L'équipe du Domaine des Hautes Glaces, en Isère (photos P. Martinez)
L'équipe du Domaine des Hautes Glaces, en Isère (photos P. Martinez)

Pour la première fois, le salon Millésime Bio a significativement ouvert ses allées à des exposants qui ne produisent pas du vin mais « d’autres alcools » en bio. Spiritueux, bières, cidres… une sélection encore resserrée mais qui témoigne d’une offre en croissance.

C’est une ouverture encore modeste mais symbolique au monde des spiritueux et autres alcools « hors vins » que vient d’opérer Millésime Bio cette année. A l’heure où la tendance des craft distilleries, des micro-brasseries et autres « cidres d’auteurs » se confirme de plus en plus et où le bio a – aussi – toute sa place dans cet univers, Millésime Bio accompagne le mouvement et a réservé deux allées à ces exposants qui ne produisent pas de vin. Parmi eux, dix français, un belge, un italien, un irlandais et un néerlandais.
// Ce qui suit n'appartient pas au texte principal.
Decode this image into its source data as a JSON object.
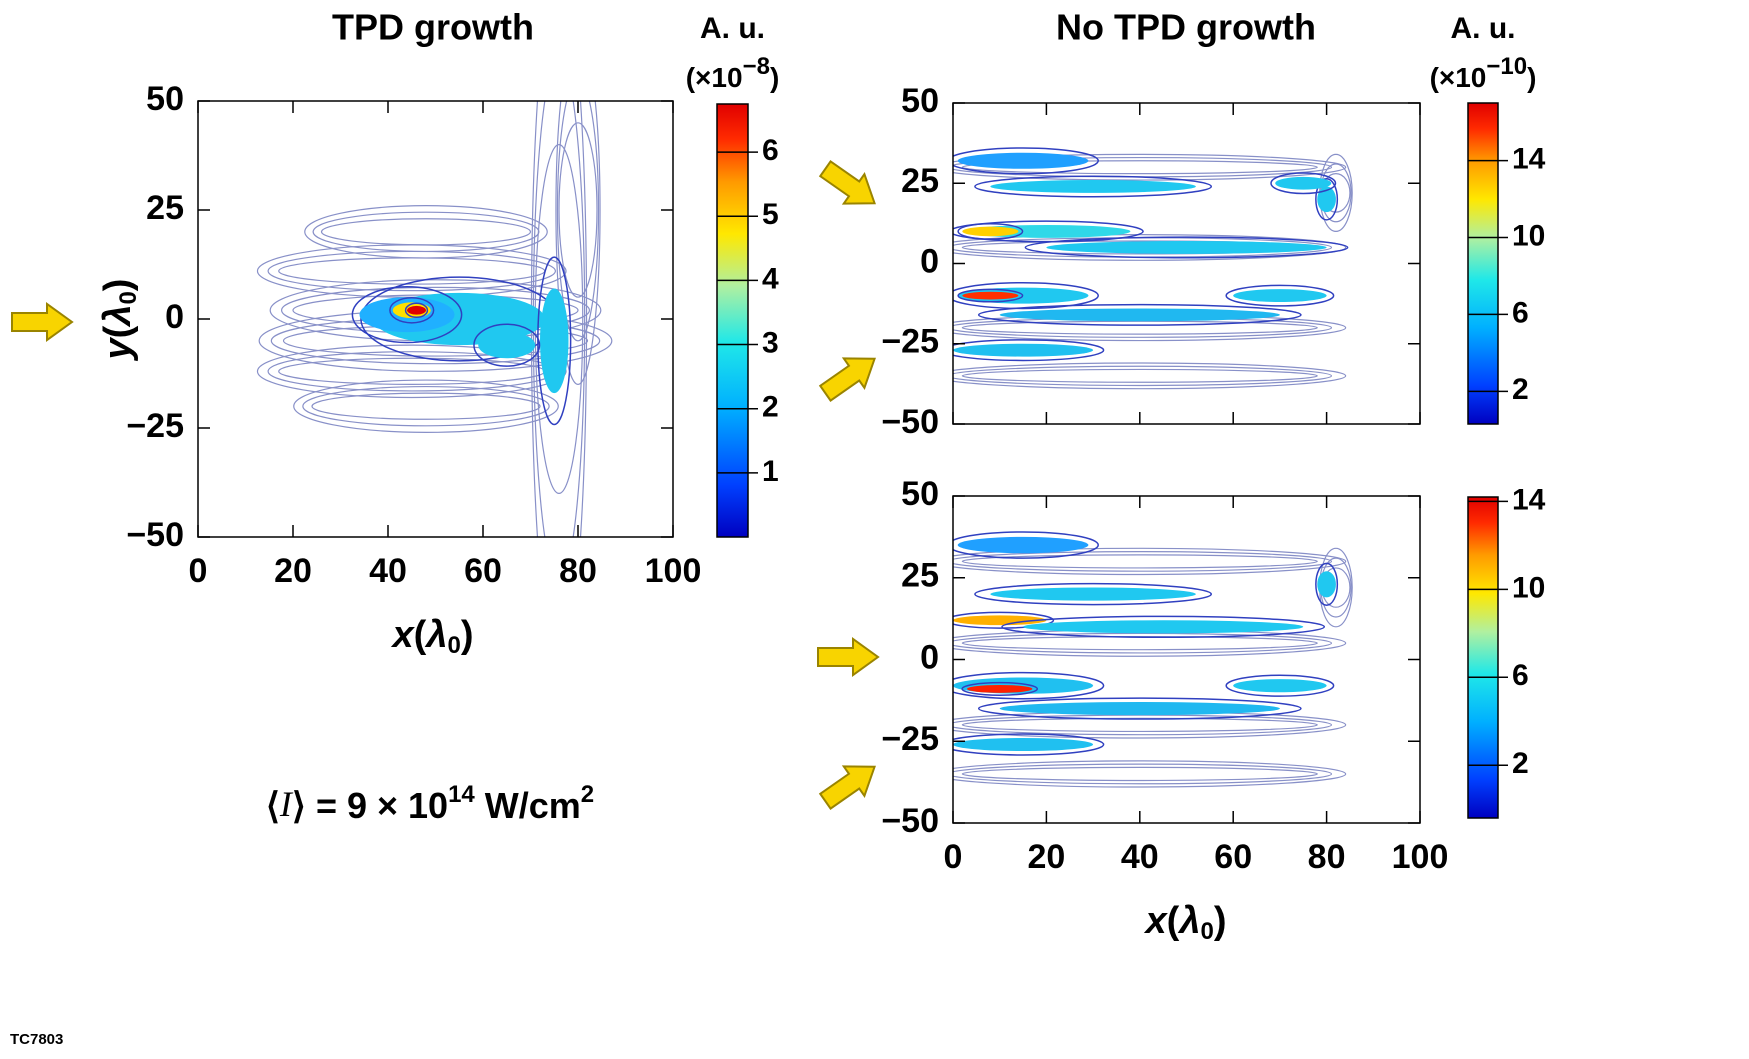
{
  "chart_data": [
    {
      "type": "contour",
      "title": "TPD growth",
      "xlabel": [
        "x",
        "(",
        "λ",
        "0",
        ")"
      ],
      "ylabel": [
        "y",
        "(",
        "λ",
        "0",
        ")"
      ],
      "xlim": [
        0,
        100
      ],
      "ylim": [
        -50,
        50
      ],
      "xticks": [
        0,
        20,
        40,
        60,
        80,
        100
      ],
      "yticks": [
        {
          "value": -50,
          "label": "−50"
        },
        {
          "value": -25,
          "label": "−25"
        },
        0,
        25,
        50
      ],
      "colorbar": {
        "title": "A. u.",
        "multiplier": [
          "(×10",
          "−8",
          ")"
        ],
        "lim": [
          0,
          6.75
        ],
        "ticks": [
          1,
          2,
          3,
          4,
          5,
          6
        ]
      }
    },
    {
      "type": "contour",
      "title": "No TPD growth",
      "show_xtick_labels": false,
      "xlim": [
        0,
        100
      ],
      "ylim": [
        -50,
        50
      ],
      "xticks": [
        0,
        20,
        40,
        60,
        80,
        100
      ],
      "yticks": [
        {
          "value": -50,
          "label": "−50"
        },
        {
          "value": -25,
          "label": "−25"
        },
        0,
        25,
        50
      ],
      "colorbar": {
        "title": "A. u.",
        "multiplier": [
          "(×10",
          "−10",
          ")"
        ],
        "lim": [
          0.3,
          17
        ],
        "ticks": [
          2,
          6,
          10,
          14
        ]
      }
    },
    {
      "type": "contour",
      "xlabel": [
        "x",
        "(",
        "λ",
        "0",
        ")"
      ],
      "xlim": [
        0,
        100
      ],
      "ylim": [
        -50,
        50
      ],
      "xticks": [
        0,
        20,
        40,
        60,
        80,
        100
      ],
      "yticks": [
        {
          "value": -50,
          "label": "−50"
        },
        {
          "value": -25,
          "label": "−25"
        },
        0,
        25,
        50
      ],
      "colorbar": {
        "lim": [
          -0.4,
          14.2
        ],
        "ticks": [
          2,
          6,
          10,
          14
        ]
      }
    }
  ],
  "annotations": {
    "intensity": [
      "⟨",
      "I",
      "⟩ = 9 × 10",
      "14",
      " W/cm",
      "2"
    ],
    "figure_id": "TC7803"
  }
}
Deux producteurs de cognac (Mery-Melrose, Guy Pinard & Fils), deux d’armagnac (Domaine de Lassaubatju, maison Artez qui produit aussi de l’absinthe) pour ce qui est des eaux-de-vie issues du raisin. La pomme ? « Y en a » comme on dit dans les Tontons Flingueurs, avec le calvados Claque Pepin, la Cidrerie Traditionnelle du Perche, la maison Thurel (qui produit cidre et poiré). Le Pastis de l’île de Ré ou la fabrique de rhums arrangés « Les Rhums de Ced » sont également présents.

Au final, l’offre est encore resserrée mais donne un certain avant-goût des territoires encore à explorer en matière d’alcools Bio. A cet égard, la distillerie du Domaine des Hautes Glaces est un cas d’école. Il s’agit d’une distillerie française, produisant du whisky bio et gérant tout son cycle de production de A à Z en local, ce qui est assez rare pour ce spiritueux.

Fûts de condrieu, saint-joseph et vin jaune

Situé à Saint-Jean d’Hérans dans l’Isère, le domaine des Hautes Glaces a été fondé en 2008 par Frédéric Revol, un ingénieur agronome passionné de spiritueux et désireux de lancer une marque de whisky française qui maitriserait intégralement sa chaîne de production. Avec 30 hectares de céréales – bio, cela va sans dire – en propre pour assumer tous ses approvisionnements, la distillerie a réalisé sa première moisson en 2009 et réalisé sa première distillation en 2010. Les eaux-de-vie sont élevées dans des fûts de cognac ou d’armagnac, mais aussi de condrieu, saint-joseph ou vin jaune du Jura. Le packaging est soigné, et la production, s’élevant à 10 000 / 12 000 bouteilles, se destine exclusivement au circuit CHR et français en priorité (la distribution est assurée par Bollinger).

Huit ans plus tard, la gamme se compose de quatre whiskies single malt qui ont la particularité de jouer la carte du terroir et du type de céréale utilisé. Ainsi la gamme « Moissons », composée d’eaux-de-vie de 3 à 7 ans, se distingue entre un 100% orge aux arômes pâtissiers, floraux, délicats, et un 100% seigle plus épicé, terrien, réglissé, avec une aromatique plus affirmée (prix indicatif 87 €). Ces deux whiskies sont une belle entrée en matière avant de passer à la gamme « brut de fût », c’est-à-dire sans eau ajouter pour faire baisser le degré d’alcool. Cette gamme est travaillée à partir de parcelles de céréales, comme l’on pourrait travailler un climat en vin. Secale (100% seigle, moisson 2012, vieilli 4 ans en fûts de condrieu), étonne par son côté sucré-salé, son onctuosité tempérée de cuir, de cire, de fruit confit. Flavis (100% orge, moisson 2010, vieilli 6 ans en fûts de vin jaune) se révèle plus doux, caressant, avec une trame saline, des notes de noix et de curry. De vrais whiskies de gastronomes, qui titrent à 55° et ont aussi un prix – dans les 135 €.

Cette jolie gamme se complète d’eaux-de-vie de grain blanches, comme Woska, une épatante variation sur la vodka, très douce, avec un profil « céréalier » très séduisant, et Pastoral, agrémentée d’une sélection d’herbes aromatiques qui lui confèrent beaucoup de fraicheur. Une gamme à suivre de très près.